Apesar dos desafios, o mercado da economia prateada apresenta um enorme potencial para as marcas que souberem se conectar com esse público. “Além do impacto financeiro, há um forte apelo aspiracional. Ver pessoas maduras bem-sucedidas, mantendo liberdade e plenitude aos 60, 70 ou 80 anos, inspira tanto o público mais velho quanto o jovem, que vê nesse modelo uma referência”, diz Bete Marin, da MV Marketing.

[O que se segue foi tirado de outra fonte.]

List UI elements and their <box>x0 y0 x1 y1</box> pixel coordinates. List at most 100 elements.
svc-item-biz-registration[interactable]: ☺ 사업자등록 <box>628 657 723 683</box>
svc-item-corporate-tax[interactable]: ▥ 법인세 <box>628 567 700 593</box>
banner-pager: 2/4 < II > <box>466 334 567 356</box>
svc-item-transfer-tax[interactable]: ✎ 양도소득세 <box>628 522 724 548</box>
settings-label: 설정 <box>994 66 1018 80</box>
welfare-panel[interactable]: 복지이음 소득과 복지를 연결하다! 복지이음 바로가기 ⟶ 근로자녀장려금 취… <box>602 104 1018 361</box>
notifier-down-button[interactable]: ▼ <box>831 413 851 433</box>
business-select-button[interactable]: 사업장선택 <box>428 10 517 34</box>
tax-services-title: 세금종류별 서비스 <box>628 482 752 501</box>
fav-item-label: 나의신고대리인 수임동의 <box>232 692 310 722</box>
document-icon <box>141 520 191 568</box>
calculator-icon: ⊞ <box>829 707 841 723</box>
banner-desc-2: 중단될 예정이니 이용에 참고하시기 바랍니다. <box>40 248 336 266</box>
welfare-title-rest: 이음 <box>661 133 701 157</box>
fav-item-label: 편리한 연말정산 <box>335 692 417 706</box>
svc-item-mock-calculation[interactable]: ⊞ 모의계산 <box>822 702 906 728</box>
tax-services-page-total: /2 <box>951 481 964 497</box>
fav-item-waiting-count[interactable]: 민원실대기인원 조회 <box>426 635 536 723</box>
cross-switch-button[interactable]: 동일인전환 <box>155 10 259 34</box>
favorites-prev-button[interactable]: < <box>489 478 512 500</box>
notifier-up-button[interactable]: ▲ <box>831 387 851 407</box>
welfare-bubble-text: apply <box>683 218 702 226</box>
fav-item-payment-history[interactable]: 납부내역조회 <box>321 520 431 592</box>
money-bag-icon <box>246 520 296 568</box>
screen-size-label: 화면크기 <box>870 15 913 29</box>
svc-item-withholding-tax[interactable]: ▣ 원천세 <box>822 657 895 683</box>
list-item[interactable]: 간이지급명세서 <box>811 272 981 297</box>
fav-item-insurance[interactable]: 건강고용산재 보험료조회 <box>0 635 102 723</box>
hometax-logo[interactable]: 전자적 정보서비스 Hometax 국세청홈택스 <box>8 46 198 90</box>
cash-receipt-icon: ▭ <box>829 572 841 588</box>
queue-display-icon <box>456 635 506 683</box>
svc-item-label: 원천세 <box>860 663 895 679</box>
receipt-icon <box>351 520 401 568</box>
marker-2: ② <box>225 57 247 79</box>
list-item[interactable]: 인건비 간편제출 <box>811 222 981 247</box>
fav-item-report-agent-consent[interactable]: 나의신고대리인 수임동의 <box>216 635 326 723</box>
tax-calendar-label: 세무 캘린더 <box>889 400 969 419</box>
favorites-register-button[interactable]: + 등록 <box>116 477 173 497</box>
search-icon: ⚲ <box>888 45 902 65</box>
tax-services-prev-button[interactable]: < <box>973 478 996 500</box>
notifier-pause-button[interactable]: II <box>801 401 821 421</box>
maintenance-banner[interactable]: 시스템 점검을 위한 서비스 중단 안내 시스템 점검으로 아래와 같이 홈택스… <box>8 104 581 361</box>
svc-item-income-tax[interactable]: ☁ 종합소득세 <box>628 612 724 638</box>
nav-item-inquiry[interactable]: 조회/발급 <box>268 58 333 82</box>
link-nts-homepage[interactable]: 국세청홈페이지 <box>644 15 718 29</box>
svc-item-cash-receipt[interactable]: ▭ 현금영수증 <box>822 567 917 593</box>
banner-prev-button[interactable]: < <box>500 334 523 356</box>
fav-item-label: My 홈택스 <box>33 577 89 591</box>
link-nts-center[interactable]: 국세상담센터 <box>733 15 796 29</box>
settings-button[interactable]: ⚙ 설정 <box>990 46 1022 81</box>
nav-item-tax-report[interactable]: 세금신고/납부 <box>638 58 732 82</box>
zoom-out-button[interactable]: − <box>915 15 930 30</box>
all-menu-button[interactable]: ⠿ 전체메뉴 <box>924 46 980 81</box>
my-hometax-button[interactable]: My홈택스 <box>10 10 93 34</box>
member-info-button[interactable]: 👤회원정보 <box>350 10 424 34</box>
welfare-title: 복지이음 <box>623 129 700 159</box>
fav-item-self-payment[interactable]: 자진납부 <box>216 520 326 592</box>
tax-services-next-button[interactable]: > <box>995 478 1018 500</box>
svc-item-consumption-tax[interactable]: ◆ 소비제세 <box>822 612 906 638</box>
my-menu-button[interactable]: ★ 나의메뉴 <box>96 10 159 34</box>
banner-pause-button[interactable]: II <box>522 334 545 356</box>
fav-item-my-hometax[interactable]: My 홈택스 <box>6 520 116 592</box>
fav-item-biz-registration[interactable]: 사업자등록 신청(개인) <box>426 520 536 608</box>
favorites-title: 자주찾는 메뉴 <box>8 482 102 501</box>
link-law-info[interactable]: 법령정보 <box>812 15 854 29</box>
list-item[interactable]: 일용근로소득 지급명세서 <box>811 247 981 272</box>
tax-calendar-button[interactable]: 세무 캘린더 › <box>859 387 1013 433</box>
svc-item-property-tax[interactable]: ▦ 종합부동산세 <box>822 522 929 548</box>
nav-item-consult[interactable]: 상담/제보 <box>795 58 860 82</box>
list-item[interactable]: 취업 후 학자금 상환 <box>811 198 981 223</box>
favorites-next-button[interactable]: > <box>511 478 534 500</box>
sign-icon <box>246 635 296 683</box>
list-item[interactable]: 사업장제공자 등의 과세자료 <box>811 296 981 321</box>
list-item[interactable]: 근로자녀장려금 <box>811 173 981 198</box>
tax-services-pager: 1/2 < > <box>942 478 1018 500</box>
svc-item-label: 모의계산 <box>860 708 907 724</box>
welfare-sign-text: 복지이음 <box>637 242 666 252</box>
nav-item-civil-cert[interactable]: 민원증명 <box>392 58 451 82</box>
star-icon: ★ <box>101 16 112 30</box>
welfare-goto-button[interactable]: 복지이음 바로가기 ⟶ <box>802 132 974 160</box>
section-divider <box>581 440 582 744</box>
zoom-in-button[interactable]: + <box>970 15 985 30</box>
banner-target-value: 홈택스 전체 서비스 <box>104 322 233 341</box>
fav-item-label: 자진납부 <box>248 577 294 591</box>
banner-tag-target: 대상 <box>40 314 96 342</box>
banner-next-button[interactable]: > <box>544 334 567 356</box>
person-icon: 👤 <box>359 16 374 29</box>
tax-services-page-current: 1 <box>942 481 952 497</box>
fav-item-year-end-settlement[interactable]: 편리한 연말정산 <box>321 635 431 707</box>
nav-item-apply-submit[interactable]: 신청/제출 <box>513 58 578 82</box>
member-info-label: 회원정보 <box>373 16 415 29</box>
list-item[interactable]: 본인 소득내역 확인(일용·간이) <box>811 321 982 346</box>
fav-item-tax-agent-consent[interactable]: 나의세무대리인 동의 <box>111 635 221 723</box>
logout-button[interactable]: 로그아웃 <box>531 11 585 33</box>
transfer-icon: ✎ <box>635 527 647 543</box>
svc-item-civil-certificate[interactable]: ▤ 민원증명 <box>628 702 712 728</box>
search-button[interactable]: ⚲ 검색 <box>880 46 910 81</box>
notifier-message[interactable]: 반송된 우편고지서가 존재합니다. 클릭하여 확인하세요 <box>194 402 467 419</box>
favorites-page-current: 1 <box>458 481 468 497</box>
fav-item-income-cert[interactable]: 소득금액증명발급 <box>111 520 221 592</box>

Segundo a especialista, é preciso mudar a mentalidade e abandonar estereótipos, investindo em representatividade, autenticidade e conteúdo relevante nas campanhas. “O público 50+ é extremamente diverso, com diferentes estilos de vida, interesses e comportamentos de consumo, o que torna o marketing mais complexo”, destaca. As marcas devem compreender essa diversidade para definir claramente seu público-alvo, avaliar se seus produtos atendem a essa demanda e identificar melhorias na oferta ou na comunicação. “Não basta usar rótulos como ‘terceira idade’ ou ‘melhor idade’; é necessária uma abordagem personalizada, conforme o perfil e o momento de vida da pessoa.”


Perfis da população 50+ 

Para se destacar no mercado prateado, é essencial adotar abordagens de produto, comunicação e relacionamento que reflitam a diversidade da população 50+ no Brasil. Um estudo da Data8 identificou seis perfis de consumidores maduros, fornecendo insights para estratégias mais precisas. São eles:

Sábios: indivíduos que valorizam profundamente o conhecimento e encontram satisfação em compartilhar suas experiências e aprendizados.

Agregadores: representam o coração da família, sempre buscando reunir seus entes queridos.

Cuidadores: estão sempre presentes, atuando como pilares de suporte e estando sempre à disposição para ajudar.

Autossuficientes: valorizam sua independência, mantendo controle total sobre suas decisões.

Exploradores: curiosos por natureza, estão sempre em busca de novas experiências e oportunidades de aprendizado.

Em pausa: optam por dedicar um tempo para refletir sobre a vida, evitando compromissos adicionais.